Tatty Hennessy’s script is outrageously funny and deeply moving. I am forever going to be amazed at writers who can carefully balance emotions on a knife’s edge and know when to flick them off to achieve the greatest impact. A Hundred Words For Snow manages to capture a genuine teenage voice we see far too little of on stage. An unlikely hero whose new life experiences blend seamlessly and often hilariously with the unfolding narrative.
Director Lucy Jane Atkinson has given a heavy topic a sense of lightness. Even on a small stage, we can feel the production breathe and take up space far beyond the confines of the performance space.
The set design by Christianna Mason is ingenious, creating a landscape which reflects the explorer spirit and is downright beautiful. Every time something was pulled from a little cubby or out of a chest, my heart jumped like a child on an Easter egg hunt.
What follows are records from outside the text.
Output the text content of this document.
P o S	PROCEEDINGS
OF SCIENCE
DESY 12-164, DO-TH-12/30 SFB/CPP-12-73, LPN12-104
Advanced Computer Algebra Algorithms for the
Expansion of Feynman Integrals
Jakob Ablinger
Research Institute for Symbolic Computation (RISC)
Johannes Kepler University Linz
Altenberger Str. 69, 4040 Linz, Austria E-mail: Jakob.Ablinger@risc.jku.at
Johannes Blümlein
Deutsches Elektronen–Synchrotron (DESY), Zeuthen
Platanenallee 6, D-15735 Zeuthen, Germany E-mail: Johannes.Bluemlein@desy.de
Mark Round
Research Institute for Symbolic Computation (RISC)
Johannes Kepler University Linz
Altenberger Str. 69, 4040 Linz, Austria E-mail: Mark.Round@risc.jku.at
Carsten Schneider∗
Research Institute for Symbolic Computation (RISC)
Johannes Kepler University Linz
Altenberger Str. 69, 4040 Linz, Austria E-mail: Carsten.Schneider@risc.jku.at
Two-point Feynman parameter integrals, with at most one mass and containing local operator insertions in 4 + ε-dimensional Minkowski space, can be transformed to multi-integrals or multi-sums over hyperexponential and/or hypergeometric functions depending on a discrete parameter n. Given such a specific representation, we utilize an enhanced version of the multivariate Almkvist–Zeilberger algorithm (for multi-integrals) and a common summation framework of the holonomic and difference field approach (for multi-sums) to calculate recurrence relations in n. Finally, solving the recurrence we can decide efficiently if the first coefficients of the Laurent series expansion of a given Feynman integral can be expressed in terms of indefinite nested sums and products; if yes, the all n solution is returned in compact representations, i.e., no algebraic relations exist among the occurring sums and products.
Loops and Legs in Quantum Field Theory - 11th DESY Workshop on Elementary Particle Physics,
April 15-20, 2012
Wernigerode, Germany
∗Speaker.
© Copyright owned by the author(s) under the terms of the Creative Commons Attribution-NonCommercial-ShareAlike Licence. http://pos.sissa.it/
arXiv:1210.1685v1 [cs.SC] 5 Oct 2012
Lighting Designer Lucy Adams’ use of dark blue aids the show in its moments of silence and reflection, and Sound Designers Mark Sutcliffe and Annie May Fletcher give direction to the play without it being overbearing, creating a shifting soundscape fit for an adventure.
A Hundred Words For Snow is a love letter to the theatre, to explorers and, of course, to the North Pole. It made me feel genuinely good and hopeful that there are people out there who care about our environment and those people close to us. I still find tears suddenly dripping down my face, and I must have looked a right state crying into the miso soup I grabbed on the way home as a quick dinner.
I very much hope you leave A Hundred Words For Snow and take a moment to stand still, look up into the sky, feel the whole earth holding you up and be your own North Pole.